Recuerdos

¿Quién le sigue? ¿Quién la acecha? ¿Cómo saberlo? Si voltea podría perder el paso, caer y la atraparían. No volteó pero ha sucedido, cayó. Dos hombres andrajosos y robustos se acercan rápidamente. Lo peor ocurre, no era una mujer virgen pero no permitiría que la violaran. Luchó, pero son dos contra una.

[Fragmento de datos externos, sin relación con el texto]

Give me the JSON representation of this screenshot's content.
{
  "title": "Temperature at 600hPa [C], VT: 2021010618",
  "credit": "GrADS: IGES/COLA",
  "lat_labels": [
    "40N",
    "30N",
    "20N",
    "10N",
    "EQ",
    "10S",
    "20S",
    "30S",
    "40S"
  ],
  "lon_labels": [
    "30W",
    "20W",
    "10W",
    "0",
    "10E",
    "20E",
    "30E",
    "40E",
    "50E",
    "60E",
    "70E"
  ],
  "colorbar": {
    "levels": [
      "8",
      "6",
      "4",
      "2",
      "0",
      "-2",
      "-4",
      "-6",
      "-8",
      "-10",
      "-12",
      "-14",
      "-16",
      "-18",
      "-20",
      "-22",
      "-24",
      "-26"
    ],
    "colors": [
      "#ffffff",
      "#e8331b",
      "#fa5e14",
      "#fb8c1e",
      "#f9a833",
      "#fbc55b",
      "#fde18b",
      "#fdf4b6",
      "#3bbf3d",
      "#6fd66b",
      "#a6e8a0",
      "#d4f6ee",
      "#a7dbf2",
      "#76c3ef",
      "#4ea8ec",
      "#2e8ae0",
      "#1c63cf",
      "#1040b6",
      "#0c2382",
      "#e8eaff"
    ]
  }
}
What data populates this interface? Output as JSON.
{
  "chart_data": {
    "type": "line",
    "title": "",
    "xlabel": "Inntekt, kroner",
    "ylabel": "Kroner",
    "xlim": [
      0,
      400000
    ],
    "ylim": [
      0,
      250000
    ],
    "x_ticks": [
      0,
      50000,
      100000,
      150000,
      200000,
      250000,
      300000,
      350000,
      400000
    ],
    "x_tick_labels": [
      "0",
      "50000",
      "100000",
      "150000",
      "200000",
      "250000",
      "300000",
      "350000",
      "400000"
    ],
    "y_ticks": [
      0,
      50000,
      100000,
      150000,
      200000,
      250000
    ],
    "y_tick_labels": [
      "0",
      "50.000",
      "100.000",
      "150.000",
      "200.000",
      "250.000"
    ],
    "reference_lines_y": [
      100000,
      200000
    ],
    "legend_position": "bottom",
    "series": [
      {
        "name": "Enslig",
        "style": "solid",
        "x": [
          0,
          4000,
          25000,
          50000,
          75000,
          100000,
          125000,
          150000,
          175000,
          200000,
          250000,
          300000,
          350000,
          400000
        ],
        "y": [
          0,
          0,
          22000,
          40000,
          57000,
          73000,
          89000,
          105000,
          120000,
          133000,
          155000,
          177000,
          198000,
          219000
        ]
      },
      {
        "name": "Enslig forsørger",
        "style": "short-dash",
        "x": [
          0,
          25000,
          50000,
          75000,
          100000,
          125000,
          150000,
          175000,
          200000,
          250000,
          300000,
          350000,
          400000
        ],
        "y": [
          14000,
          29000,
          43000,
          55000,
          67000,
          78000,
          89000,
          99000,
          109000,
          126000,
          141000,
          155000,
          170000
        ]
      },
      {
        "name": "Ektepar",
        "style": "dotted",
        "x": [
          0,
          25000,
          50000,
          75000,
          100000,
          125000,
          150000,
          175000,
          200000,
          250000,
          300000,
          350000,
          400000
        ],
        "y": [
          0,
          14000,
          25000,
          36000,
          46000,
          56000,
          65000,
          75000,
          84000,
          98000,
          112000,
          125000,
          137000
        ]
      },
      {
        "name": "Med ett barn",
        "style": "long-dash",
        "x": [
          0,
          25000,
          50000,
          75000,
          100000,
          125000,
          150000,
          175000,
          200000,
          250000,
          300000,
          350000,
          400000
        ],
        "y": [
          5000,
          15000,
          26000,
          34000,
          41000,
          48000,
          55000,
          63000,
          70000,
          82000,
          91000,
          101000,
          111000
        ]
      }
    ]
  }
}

Ha pasado ya tiempo. Diez años exactamente. Ahora tiene un hijo de nueve. En su vida ha sentido más odio ahora que le diagnosticaron una enfermedad incurable. Es un varón igual que ellos. En cualquier momento hará algo parecido y no puede permitirlo. No es su hijo puesto que jamás lo pidió. No lo matará; derramaría su propia sangre pero tampoco quiere darlo en adopción porque seguiría en contacto. Piensa en abandonarlo, es un niño. Nadie lo encontraría y no sabe regresar.

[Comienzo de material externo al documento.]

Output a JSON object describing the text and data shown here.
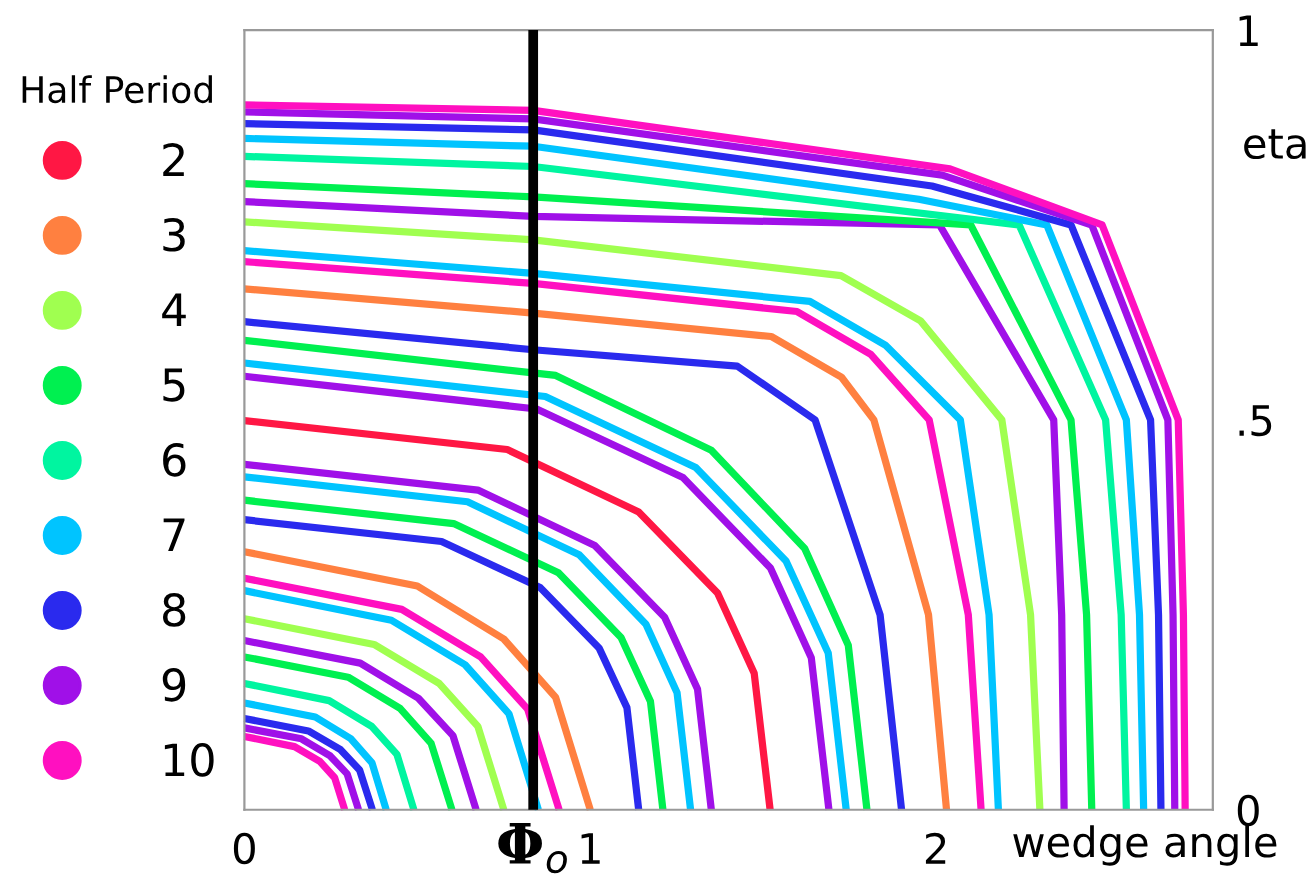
{
  "chart_data": {
    "type": "line",
    "xlabel": "wedge angle",
    "ylabel": "eta",
    "legend_title": "Half Period",
    "legend": "left",
    "xlim": [
      0,
      2.8
    ],
    "xticks": [
      0,
      1,
      2
    ],
    "ylim": [
      0,
      1
    ],
    "yticks": [
      0,
      {
        "value": 0.5,
        "label": ".5"
      },
      1
    ],
    "ref_lines": [
      {
        "axis": "x",
        "value": 0.835,
        "label": "Φ$_{o}$",
        "color": "#000000"
      }
    ],
    "series": [
      {
        "name": "2",
        "color": "#ff1744",
        "x": [
          0,
          0.76,
          1.14,
          1.368,
          1.474,
          1.52
        ],
        "values": [
          0.499,
          0.462,
          0.382,
          0.278,
          0.175,
          0
        ]
      },
      {
        "name": "3",
        "color": "#ff8040",
        "x": [
          0,
          0.5,
          0.75,
          0.9,
          1.0
        ],
        "values": [
          0.331,
          0.287,
          0.219,
          0.144,
          0
        ]
      },
      {
        "name": "4",
        "color": "#a0ff50",
        "x": [
          0,
          0.375,
          0.563,
          0.675,
          0.75
        ],
        "values": [
          0.245,
          0.212,
          0.162,
          0.107,
          0
        ]
      },
      {
        "name": "5",
        "color": "#00f050",
        "x": [
          0,
          0.3,
          0.45,
          0.54,
          0.6
        ],
        "values": [
          0.196,
          0.17,
          0.13,
          0.085,
          0
        ]
      },
      {
        "name": "6",
        "color": "#00f5a0",
        "x": [
          0,
          0.245,
          0.368,
          0.441,
          0.49
        ],
        "values": [
          0.162,
          0.14,
          0.107,
          0.071,
          0
        ]
      },
      {
        "name": "7",
        "color": "#00c4ff",
        "x": [
          0,
          0.205,
          0.308,
          0.369,
          0.41
        ],
        "values": [
          0.137,
          0.119,
          0.091,
          0.06,
          0
        ]
      },
      {
        "name": "8",
        "color": "#2a2aee",
        "x": [
          0,
          0.185,
          0.278,
          0.333,
          0.37
        ],
        "values": [
          0.117,
          0.101,
          0.077,
          0.051,
          0
        ]
      },
      {
        "name": "9",
        "color": "#a010e8",
        "x": [
          0,
          0.165,
          0.248,
          0.297,
          0.33
        ],
        "values": [
          0.105,
          0.091,
          0.069,
          0.046,
          0
        ]
      },
      {
        "name": "10",
        "color": "#ff10c0",
        "x": [
          0,
          0.145,
          0.218,
          0.261,
          0.29
        ],
        "values": [
          0.094,
          0.081,
          0.062,
          0.041,
          0
        ]
      },
      {
        "color": "#a010e8",
        "x": [
          0,
          0.335,
          0.503,
          0.603,
          0.67
        ],
        "values": [
          0.217,
          0.188,
          0.143,
          0.095,
          0
        ]
      },
      {
        "color": "#00c4ff",
        "x": [
          0,
          0.425,
          0.638,
          0.765,
          0.85
        ],
        "values": [
          0.281,
          0.243,
          0.186,
          0.123,
          0
        ]
      },
      {
        "color": "#ff10c0",
        "x": [
          0,
          0.455,
          0.683,
          0.819,
          0.91
        ],
        "values": [
          0.297,
          0.257,
          0.196,
          0.129,
          0
        ]
      },
      {
        "color": "#2a2aee",
        "x": [
          0,
          0.57,
          0.855,
          1.026,
          1.106,
          1.14
        ],
        "values": [
          0.372,
          0.344,
          0.285,
          0.207,
          0.131,
          0
        ]
      },
      {
        "color": "#00f050",
        "x": [
          0,
          0.605,
          0.908,
          1.089,
          1.174,
          1.21
        ],
        "values": [
          0.397,
          0.367,
          0.304,
          0.221,
          0.139,
          0
        ]
      },
      {
        "color": "#00c4ff",
        "x": [
          0,
          0.645,
          0.968,
          1.161,
          1.251,
          1.29
        ],
        "values": [
          0.427,
          0.395,
          0.327,
          0.238,
          0.15,
          0
        ]
      },
      {
        "color": "#a010e8",
        "x": [
          0,
          0.675,
          1.013,
          1.215,
          1.31,
          1.35
        ],
        "values": [
          0.443,
          0.41,
          0.339,
          0.247,
          0.155,
          0
        ]
      },
      {
        "color": "#a010e8",
        "x": [
          0,
          0.845,
          1.268,
          1.521,
          1.639,
          1.69
        ],
        "values": [
          0.556,
          0.514,
          0.426,
          0.31,
          0.195,
          0
        ]
      },
      {
        "color": "#00c4ff",
        "x": [
          0,
          0.87,
          1.305,
          1.566,
          1.688,
          1.74
        ],
        "values": [
          0.573,
          0.53,
          0.439,
          0.319,
          0.201,
          0
        ]
      },
      {
        "color": "#00f050",
        "x": [
          0,
          0.9,
          1.35,
          1.62,
          1.746,
          1.8
        ],
        "values": [
          0.602,
          0.557,
          0.461,
          0.335,
          0.211,
          0
        ]
      },
      {
        "color": "#2a2aee",
        "x": [
          0,
          0.835,
          1.425,
          1.65,
          1.838,
          1.9
        ],
        "values": [
          0.626,
          0.59,
          0.569,
          0.5,
          0.25,
          0
        ]
      },
      {
        "color": "#ff8040",
        "x": [
          0,
          0.835,
          1.523,
          1.726,
          1.82,
          1.978,
          2.03
        ],
        "values": [
          0.668,
          0.637,
          0.607,
          0.555,
          0.5,
          0.25,
          0
        ]
      },
      {
        "color": "#ff10c0",
        "x": [
          0,
          0.835,
          1.598,
          1.811,
          1.98,
          2.093,
          2.13
        ],
        "values": [
          0.703,
          0.675,
          0.639,
          0.584,
          0.5,
          0.25,
          0
        ]
      },
      {
        "color": "#00c4ff",
        "x": [
          0,
          0.835,
          1.635,
          1.853,
          2.07,
          2.153,
          2.18
        ],
        "values": [
          0.717,
          0.688,
          0.652,
          0.596,
          0.5,
          0.25,
          0
        ]
      },
      {
        "color": "#a0ff50",
        "x": [
          0,
          0.835,
          1.725,
          1.955,
          2.19,
          2.273,
          2.3
        ],
        "values": [
          0.754,
          0.731,
          0.685,
          0.627,
          0.5,
          0.25,
          0
        ]
      },
      {
        "color": "#a010e8",
        "x": [
          0,
          0.835,
          2.01,
          2.34,
          2.363,
          2.37
        ],
        "values": [
          0.78,
          0.761,
          0.75,
          0.5,
          0.25,
          0
        ]
      },
      {
        "color": "#00f050",
        "x": [
          0,
          0.835,
          2.1,
          2.39,
          2.435,
          2.45
        ],
        "values": [
          0.803,
          0.786,
          0.75,
          0.5,
          0.25,
          0
        ]
      },
      {
        "color": "#00f5a0",
        "x": [
          0,
          0.835,
          2.24,
          2.49,
          2.535,
          2.55
        ],
        "values": [
          0.838,
          0.825,
          0.75,
          0.5,
          0.25,
          0
        ]
      },
      {
        "color": "#00c4ff",
        "x": [
          0,
          0.835,
          1.95,
          2.32,
          2.55,
          2.588,
          2.6
        ],
        "values": [
          0.861,
          0.851,
          0.783,
          0.75,
          0.5,
          0.25,
          0
        ]
      },
      {
        "color": "#2a2aee",
        "x": [
          0,
          0.835,
          1.988,
          2.39,
          2.62,
          2.643,
          2.65
        ],
        "values": [
          0.88,
          0.872,
          0.8,
          0.75,
          0.5,
          0.25,
          0
        ]
      },
      {
        "color": "#a010e8",
        "x": [
          0,
          0.835,
          2.018,
          2.45,
          2.67,
          2.685,
          2.69
        ],
        "values": [
          0.895,
          0.886,
          0.814,
          0.75,
          0.5,
          0.25,
          0
        ]
      },
      {
        "color": "#ff10c0",
        "x": [
          0,
          0.835,
          2.04,
          2.48,
          2.7,
          2.715,
          2.72
        ],
        "values": [
          0.904,
          0.897,
          0.822,
          0.75,
          0.5,
          0.25,
          0
        ]
      }
    ]
  }
}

A altas horas de la noche lo despierta para dar un paseo. Lo sube al auto. Lo lleva lejos, a una ciudad que queda como a cuatro horas de casa. Él está dormido, lo carga delicadamente con el fin de no despertarlo. Pone una cobija sobre el suelo, deja al pequeño en ella y lo arropa con otra más gruesa. Ahora depende de la calle. La verdad no le importa si el suceso se repite con otra mujer. No te quiero ver en mi casa, y no quiero saber nada de ti repite y repite en su cabeza. Se lo ha quitado de encima. Indirectamente, una de las peores madres ha actuado.